Lange rettet sich die Familie in Weisheiten und hält zunehmend starr an ihren Gepflogenheiten fest. „Besorgnis ist ein vulgäres Gefühl“, finden sie, als der Normalo-Ernst des Lebens immer wieder anklopfen will an ihrer prachtvollen Wohnung, wo sich der Berg ungeöffneter Post bis zur Decke erhebt. Als Haustier hält man sich einen zahmen Reiher namens „Mademoiselle Redundanz“, was die Mitschüler des Sohnes nicht glauben wollen. „Ich kann nichts dafür, dass ihr keine Fantasie habt!“, kontert der kleine Proust-Leser. Als die Schlingen sich enger ziehen, der Gerichtsvollzieher mit der Behauptung „Man kann der Realität nicht entgehen“ vor der Tür steht und der letzte Ausweg die Flucht in ein Schloss in Spanien zu sein scheint, werden die Zweifel, ob man damit nicht ein Luftschloss baue, weggeblasen mit den Worten: „Eine Redewendung hält uns nicht vom Leben ab.“
Entsorgung des Exaltierten
Außenseiter im Kino, im französischen zumal, entfalten ihre identifikatorische Sogwirkung doppelt, als utopistische Rollenmodelle, aber auch durch ihr Scheitern, das bei allem Bedauern ja immer auch etwas Entlastendes hat durch die klammheimliche Genugtuung, mangels ähnlichen Lebensstils vorerst nicht selbst gefährdet zu sein. In „Warten auf Bojangles“ passiert diese buchstäbliche Entsorgung des Exaltierten zweifach: Georges bereut seine Unbedachtheit, und Camilles unausgesprochene Krankheit wird in der Klinik eher bestraft denn behandelt.
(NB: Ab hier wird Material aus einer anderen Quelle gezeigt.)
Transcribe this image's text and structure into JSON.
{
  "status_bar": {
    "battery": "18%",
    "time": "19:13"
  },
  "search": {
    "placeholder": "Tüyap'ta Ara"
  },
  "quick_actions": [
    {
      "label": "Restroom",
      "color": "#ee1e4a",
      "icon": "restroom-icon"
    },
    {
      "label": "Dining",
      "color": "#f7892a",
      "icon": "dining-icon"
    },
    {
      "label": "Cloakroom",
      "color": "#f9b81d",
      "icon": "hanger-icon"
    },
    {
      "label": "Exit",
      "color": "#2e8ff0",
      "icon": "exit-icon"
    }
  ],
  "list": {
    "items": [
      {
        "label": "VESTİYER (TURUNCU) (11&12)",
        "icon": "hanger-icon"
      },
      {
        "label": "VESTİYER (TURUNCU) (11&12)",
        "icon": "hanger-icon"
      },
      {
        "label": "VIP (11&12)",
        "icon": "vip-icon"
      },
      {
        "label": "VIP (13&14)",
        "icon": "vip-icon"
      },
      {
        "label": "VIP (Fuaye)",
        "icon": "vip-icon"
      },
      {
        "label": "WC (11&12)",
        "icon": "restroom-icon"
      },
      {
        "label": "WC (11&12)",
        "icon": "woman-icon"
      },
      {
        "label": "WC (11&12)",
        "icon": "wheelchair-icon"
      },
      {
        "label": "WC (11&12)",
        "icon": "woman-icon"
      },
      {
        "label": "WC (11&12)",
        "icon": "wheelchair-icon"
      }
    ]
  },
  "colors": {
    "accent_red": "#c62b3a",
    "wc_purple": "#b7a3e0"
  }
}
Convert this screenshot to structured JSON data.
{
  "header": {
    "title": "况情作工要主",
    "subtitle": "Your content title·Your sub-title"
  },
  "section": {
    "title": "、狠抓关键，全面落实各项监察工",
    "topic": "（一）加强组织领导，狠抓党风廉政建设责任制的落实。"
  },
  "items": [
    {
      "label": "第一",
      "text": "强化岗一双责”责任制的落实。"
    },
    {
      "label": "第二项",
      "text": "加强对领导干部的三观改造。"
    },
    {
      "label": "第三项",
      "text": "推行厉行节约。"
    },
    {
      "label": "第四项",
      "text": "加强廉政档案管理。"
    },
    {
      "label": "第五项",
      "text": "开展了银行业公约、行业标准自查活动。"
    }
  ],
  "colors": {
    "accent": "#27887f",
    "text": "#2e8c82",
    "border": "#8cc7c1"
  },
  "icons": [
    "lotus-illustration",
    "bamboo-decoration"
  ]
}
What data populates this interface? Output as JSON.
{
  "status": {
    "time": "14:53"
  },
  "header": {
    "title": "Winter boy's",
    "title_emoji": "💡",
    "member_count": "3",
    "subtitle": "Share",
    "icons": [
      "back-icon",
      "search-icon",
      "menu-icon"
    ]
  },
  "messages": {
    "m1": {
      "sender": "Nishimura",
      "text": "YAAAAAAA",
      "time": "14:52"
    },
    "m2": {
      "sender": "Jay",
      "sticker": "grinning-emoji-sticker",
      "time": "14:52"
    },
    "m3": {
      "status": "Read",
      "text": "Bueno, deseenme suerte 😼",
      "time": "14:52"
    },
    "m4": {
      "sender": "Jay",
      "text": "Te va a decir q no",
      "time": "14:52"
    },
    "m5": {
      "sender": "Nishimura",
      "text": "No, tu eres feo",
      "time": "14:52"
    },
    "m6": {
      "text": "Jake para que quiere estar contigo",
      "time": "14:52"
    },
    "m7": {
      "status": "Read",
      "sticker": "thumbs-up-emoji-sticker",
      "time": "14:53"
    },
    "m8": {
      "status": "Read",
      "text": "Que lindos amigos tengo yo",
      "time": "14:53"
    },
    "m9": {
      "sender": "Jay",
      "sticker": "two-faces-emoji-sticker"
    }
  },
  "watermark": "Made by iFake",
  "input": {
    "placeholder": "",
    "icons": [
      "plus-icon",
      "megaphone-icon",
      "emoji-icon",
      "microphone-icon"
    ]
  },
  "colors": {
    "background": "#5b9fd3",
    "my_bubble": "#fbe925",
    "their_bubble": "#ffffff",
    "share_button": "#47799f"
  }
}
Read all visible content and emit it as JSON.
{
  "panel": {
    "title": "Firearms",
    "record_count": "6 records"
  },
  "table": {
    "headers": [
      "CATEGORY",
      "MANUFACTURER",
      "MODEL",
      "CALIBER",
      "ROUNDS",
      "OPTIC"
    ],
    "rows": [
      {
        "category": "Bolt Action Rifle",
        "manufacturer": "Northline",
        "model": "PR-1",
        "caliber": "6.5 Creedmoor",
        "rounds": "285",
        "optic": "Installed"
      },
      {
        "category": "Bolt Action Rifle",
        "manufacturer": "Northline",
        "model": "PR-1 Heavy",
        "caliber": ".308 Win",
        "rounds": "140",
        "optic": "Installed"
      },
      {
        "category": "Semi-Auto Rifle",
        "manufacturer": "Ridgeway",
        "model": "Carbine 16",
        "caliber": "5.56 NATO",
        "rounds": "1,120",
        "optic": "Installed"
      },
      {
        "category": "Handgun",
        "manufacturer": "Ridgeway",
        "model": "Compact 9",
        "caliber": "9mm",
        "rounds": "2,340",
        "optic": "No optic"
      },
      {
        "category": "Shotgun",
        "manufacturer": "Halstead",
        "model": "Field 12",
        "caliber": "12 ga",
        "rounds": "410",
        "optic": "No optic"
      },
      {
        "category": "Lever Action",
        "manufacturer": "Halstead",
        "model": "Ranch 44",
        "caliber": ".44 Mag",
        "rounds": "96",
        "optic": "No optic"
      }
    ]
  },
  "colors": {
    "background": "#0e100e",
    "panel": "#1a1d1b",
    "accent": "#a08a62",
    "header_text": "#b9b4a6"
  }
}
Selbst als es Vater und Sohn gelingt, die geliebte Frau und Mutter aus dem Kuckucksnest zu befreien, bleiben die Abspaltung (und Betonung) des Krankhaften durch Leugnung und die Vertreibung aus dem Paradies bestehen.
Leider vermag die filmische Erzählung zwischen einer Pathologisierung des Weiblichen – Frausein erscheint als biografisch begründete Krankheit –, der Bejahung von Exzentrik und dem leisen Zweifel an der damit einhergehenden Freiheit keine Haltung zu finden, die über das Private und Schicksalhafte hinausginge. Stattdessen wiederholt und spiegelt sich die ganz auf Rührung gebürstete Story im titelgebenden Lied „Mister Bojangles“ von Jerry Jeff Walker aus dem Jahr 1968: Interpretiert mit androgynem Schmelz von dem jungen neuseeländischen Singer-Songwriter Marlon Williams, geht es darin aufs Herzergreifendste ums Leben am Rand der Gesellschaft, ums Hochspringen und tief Landen und um die Trauer um einen Gefährten, die nicht endet, solange der Trauernde lebt.